When they released him, they asked him to get down from the vehicle and sit down. He thought, “They are going to shoot me. This is going to be my last day.” They said, “Sit until you don’t hear the vehicle’s sound. Then, you can remove the blindfold and walk.”

Even though Prageeth filed a police complaint, no actions were taken. He received many anonymous calls. He took some security measures because he was being followed. He took different routes in the morning and evening. But Prageeth never stopped his work.

What happened on January 24, 2010?

My two sons and I saw Prageeth in the morning before he went to his office. In the evening, we were supposed to attend a “bodhi puja”[ceremony], so he wore the white shirt of our 15-year-old son. When he was wearing it, he was really happy and said, “Our son has grown up.” I can never forget what he said on that day.

Every day, I would call him around 9:15 p.m. I tried to call him three or four times but his mobile was switched off. I started to panic. My heart was pounding and I was shaking. I knew something was wrong because of what happened when he was abducted before.

When I went to the police station, they did not want to accept my complaint at first. The [officer-in-charge] said, “Your husband might still be at home. Why don’t you go look for him? These days, people are getting ‘abducted’ to get famous.”

Sandya and Prageeth Ekneligoda are pictured on their wedding day in 1992. (Photo: Ekneligoda family)

What has your journey to locate Prageeth looked like?

I believe no woman should go through what I have gone through. The first thing was hate speech, including from politicians and ministers. They said that I don’t cry, so it’s an act. The former attorney general went to the U.N. and said that Prageeth was living in another country.

In 2015, when the CID started to investigate, all of a sudden [rumors circulated that] Prageeth was a “terrorist.” But multiple government agencies said he did not have ties to any terrorist organization.

They started to paste posters in public areas, saying I was able to go to Geneva [the U.N. office where Sandya has advocated for her husband] by selling rice packets. Sometimes I was not allowed to sit in tuk-tuks and buses. There were shops that didn’t allow me to buy goods.

[When Prageeth disappeared], my elder son was 15 and my younger son was 12. It was a continuous struggle for me to look after my children’s well-being and fight for justice for my husband. Whenever I ensured my children were coming out of trauma, again another problem started.

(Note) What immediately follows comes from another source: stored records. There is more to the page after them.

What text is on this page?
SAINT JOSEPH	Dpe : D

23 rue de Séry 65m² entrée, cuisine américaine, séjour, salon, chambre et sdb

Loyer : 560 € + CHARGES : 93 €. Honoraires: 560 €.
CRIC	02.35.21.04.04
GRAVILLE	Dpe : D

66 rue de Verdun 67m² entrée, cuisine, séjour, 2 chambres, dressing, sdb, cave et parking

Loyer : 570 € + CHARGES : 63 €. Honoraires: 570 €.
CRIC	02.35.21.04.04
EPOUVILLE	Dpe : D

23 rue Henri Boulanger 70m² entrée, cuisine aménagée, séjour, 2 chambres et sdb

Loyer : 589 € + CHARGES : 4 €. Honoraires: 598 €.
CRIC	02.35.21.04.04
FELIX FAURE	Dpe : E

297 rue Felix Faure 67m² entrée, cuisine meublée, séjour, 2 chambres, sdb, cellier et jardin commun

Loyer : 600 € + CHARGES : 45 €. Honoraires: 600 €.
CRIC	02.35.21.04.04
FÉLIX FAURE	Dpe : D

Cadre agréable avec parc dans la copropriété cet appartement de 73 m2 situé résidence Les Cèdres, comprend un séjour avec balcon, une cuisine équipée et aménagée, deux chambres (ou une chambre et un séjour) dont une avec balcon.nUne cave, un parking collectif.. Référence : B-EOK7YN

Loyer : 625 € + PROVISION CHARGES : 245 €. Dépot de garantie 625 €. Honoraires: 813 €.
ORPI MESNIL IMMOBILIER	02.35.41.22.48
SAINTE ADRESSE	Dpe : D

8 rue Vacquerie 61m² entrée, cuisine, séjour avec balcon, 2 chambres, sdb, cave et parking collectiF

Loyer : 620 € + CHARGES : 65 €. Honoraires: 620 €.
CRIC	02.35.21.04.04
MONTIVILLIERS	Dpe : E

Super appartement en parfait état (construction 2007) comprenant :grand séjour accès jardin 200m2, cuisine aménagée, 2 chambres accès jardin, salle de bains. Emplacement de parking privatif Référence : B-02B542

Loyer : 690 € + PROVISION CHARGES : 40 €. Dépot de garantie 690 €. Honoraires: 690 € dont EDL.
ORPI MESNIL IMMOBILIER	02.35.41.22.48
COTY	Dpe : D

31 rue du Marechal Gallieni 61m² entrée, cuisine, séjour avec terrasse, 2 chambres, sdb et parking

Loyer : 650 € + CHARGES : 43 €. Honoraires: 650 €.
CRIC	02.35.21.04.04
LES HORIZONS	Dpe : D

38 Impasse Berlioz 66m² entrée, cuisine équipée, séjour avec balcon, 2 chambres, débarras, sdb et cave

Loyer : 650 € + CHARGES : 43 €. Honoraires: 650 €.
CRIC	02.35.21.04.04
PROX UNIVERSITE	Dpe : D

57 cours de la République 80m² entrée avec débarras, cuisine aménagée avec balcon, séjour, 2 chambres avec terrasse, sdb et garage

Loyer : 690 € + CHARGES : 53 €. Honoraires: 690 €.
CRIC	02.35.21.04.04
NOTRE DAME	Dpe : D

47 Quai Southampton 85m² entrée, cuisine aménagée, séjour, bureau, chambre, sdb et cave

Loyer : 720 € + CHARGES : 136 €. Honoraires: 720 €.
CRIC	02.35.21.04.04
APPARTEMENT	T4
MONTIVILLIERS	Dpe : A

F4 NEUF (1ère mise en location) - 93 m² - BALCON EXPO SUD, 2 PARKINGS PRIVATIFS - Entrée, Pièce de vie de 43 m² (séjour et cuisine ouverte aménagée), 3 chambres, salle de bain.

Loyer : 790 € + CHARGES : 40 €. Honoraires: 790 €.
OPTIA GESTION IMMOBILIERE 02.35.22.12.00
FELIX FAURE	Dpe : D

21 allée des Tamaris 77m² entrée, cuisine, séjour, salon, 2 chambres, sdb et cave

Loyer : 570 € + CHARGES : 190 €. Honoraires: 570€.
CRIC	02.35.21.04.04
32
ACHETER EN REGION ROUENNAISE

What would you like to see next in your fight for justice?

I will make sure I get justice through the judicial system. But the three-judge panel has repeatedly changed. One judge was transferred so one seat is vacant. Of the two remaining judges, one judge is a former brigadier and worked closely with the army. I have also requested the chief justice to change that judge.

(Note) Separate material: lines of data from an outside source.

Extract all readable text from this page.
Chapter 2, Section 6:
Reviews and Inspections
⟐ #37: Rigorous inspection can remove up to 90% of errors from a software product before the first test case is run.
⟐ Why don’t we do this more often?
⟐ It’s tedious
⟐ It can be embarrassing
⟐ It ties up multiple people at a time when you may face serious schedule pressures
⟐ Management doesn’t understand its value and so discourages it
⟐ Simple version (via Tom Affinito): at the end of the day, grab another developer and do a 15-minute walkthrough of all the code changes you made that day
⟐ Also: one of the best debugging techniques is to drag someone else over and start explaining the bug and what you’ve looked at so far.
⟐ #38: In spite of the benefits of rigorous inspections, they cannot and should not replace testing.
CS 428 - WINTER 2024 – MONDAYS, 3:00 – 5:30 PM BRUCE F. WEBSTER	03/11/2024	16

Are you concerned that the Rajapakas could still try to interfere in the case?

Even though the Rajapaksas have lost power, that doesn’t mean they have lost their [government] connections. None of them want to get the Rajapaksa family indicted in this case, so [those connections] will make sure to drag out [the proceedings] to protect this family.

How would you like Prageeth to be remembered?

I want the world to remember Prageeth as someone who wrote about the important issues and understood the responsibility of being a journalist. When others are talking about my Prageeth, it means he is still living in people’s hearts.    

CPJ’s calls and WhatsApp messages to Gotabaya Rajapaksa’s aide Sugeeshwara Bandara and police spokesperson Nihal Thalduwa did not receive any replies. Ministry of Defense spokesperson Nalin Herath did not respond to CPJ’s emailed request for comment.